# A couple of pics



## scarface (Sep 16, 2005)

Here are a few shots of the the haunted Palace. I live on a street named palace where all of us on the block go crazy with Halloween. We got between 800-1000 TOT'ers. Loved it!!! Most are of my house but there is one looking down the block where you can see everyone setting up.

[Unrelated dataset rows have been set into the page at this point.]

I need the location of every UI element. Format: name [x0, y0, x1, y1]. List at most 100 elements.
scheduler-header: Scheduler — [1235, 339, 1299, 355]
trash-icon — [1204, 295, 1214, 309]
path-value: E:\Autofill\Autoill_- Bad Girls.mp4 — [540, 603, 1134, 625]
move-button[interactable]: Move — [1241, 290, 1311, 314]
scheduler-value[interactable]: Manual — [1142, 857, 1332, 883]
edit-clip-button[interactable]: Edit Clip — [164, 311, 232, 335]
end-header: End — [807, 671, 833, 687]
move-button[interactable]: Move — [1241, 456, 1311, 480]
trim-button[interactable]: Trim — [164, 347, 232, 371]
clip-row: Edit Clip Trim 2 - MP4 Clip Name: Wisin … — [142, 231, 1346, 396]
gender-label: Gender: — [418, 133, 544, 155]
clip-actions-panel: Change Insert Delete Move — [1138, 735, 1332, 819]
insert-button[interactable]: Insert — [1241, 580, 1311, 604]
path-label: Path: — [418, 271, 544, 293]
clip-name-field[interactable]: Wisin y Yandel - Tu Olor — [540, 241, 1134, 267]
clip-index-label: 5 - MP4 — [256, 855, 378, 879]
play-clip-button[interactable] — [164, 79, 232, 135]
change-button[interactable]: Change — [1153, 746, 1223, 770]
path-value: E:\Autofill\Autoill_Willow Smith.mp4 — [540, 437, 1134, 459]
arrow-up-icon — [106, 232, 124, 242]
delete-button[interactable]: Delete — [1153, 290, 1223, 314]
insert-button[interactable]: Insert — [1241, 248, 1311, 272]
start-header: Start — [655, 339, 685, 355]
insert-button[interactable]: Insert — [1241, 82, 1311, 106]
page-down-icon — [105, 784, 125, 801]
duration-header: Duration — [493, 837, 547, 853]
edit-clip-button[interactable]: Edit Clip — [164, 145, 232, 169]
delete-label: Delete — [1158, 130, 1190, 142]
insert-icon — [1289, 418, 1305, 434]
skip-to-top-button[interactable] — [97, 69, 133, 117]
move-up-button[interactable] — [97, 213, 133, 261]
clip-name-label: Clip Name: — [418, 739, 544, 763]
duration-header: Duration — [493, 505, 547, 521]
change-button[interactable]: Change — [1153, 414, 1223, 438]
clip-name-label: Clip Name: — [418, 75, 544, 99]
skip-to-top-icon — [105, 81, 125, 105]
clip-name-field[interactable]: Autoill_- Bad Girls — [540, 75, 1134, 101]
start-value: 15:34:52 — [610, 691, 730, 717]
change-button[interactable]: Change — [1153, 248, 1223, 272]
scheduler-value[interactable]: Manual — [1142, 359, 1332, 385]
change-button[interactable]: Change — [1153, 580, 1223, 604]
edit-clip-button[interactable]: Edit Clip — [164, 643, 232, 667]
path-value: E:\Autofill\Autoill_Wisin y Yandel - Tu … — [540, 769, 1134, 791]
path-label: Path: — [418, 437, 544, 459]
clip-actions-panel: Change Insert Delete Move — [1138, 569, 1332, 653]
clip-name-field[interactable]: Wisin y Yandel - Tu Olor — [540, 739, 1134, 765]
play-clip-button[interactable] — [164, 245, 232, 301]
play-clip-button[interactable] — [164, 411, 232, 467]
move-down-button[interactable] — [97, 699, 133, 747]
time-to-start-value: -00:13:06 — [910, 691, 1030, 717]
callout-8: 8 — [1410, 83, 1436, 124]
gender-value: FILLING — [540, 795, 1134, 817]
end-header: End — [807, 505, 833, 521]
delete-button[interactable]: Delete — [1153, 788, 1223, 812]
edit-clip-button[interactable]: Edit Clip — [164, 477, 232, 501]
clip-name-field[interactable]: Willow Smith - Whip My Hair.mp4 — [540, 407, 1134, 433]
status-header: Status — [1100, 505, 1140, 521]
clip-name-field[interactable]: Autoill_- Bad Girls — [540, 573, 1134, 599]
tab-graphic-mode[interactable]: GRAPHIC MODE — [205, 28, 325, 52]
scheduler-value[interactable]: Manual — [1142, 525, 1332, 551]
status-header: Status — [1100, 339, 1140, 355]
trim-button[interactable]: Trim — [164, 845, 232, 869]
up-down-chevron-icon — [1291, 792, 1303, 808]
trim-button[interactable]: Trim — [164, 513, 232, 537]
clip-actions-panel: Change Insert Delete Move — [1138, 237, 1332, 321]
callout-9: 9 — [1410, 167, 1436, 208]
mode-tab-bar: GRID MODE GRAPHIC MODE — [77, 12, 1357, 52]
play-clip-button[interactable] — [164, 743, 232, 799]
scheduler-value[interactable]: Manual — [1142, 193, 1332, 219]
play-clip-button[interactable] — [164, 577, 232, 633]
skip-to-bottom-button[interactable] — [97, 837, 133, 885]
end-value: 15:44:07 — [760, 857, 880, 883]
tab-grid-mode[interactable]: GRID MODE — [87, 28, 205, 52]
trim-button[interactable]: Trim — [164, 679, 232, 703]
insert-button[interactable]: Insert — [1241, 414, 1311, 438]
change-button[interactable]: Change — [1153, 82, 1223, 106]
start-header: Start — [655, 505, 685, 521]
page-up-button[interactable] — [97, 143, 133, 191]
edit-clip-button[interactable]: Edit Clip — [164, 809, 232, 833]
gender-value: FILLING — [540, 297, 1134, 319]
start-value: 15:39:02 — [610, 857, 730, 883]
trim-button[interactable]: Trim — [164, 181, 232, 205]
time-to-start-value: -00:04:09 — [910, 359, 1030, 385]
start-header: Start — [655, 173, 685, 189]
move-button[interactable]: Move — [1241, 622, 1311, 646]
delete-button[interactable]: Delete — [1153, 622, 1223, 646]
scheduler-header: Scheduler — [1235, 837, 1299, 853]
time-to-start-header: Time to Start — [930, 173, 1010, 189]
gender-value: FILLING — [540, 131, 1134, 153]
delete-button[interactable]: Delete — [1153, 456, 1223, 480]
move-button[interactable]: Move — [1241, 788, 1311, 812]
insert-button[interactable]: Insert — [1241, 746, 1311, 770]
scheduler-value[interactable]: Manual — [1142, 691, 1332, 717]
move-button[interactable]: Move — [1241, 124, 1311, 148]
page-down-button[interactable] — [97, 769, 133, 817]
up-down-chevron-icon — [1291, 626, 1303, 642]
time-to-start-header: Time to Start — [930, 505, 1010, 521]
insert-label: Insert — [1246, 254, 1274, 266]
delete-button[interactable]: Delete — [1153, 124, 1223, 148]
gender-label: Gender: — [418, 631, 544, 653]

http://i15.photobucket.com/albums/a382/Kel2478/DSC01276.jpg
http://i15.photobucket.com/albums/a382/Kel2478/DSC01277.jpg
http://i15.photobucket.com/albums/a382/Kel2478/DSC01305.jpg
http://i15.photobucket.com/albums/a382/Kel2478/DSC01157.jpg


----------



## Vlad (Aug 2, 2005)

Are you sure you don't live on Unpleasant St? LOL Cool setup Scarface. Very nice display. What a great street you have to live on, I could look at that one pic forever, I'm soooo jealous.


----------



## TipoDeemin (Oct 8, 2005)

Man, that's awesome! ...Maybe I should consider moving to your town.


----------



## SpectreTTM (Aug 22, 2005)

Great Photos

I wish my street was into Halloween that much.


----------



## ScareFX (Aug 18, 2004)

Now that's a great street! I also wish my neighbors would do anything...anything! Good shots scarface. Thanks for sharing.


----------



## Sinister (Apr 18, 2004)

I'm hearing the theme to the first *Halloween* movie just looking at that pix. It reminds me of Haddonfield. "Lonnie, get your ass away from there!" Cool pix, scarface. :jol:


----------



## jdubbya (Nov 6, 2005)

Very nice. I also wish more folks on my street would decorate. Probably only half handed out candy. Maybe half of those carved a pumpkin, and a couple put out a few decorations. I sometimes wonder if they are just too intimidated by the "big" display" to even make an effort!:devil: 
It would be great to live in a neighborhood that went all out.


----------



## Dr Morbius (Sep 21, 2004)

How lucky you are, to have such cool neighbors..I have two others on my street that go all out too, but not right next each other..I am the third addition, and maybe we can start a trend..I hope my street looks llike yours someday..thanks for the pics!


----------



## Blackwidow (Jul 9, 2005)

I bet the Toters love your neighborhood! Nice work scarface, the display looked great! I really love the eyes and mouth on your house, it's so creepy


----------



## DeathTouch (Sep 6, 2005)

Now that is cool. I wish my block was like that. Mine just puts up blowup pumpkins.


----------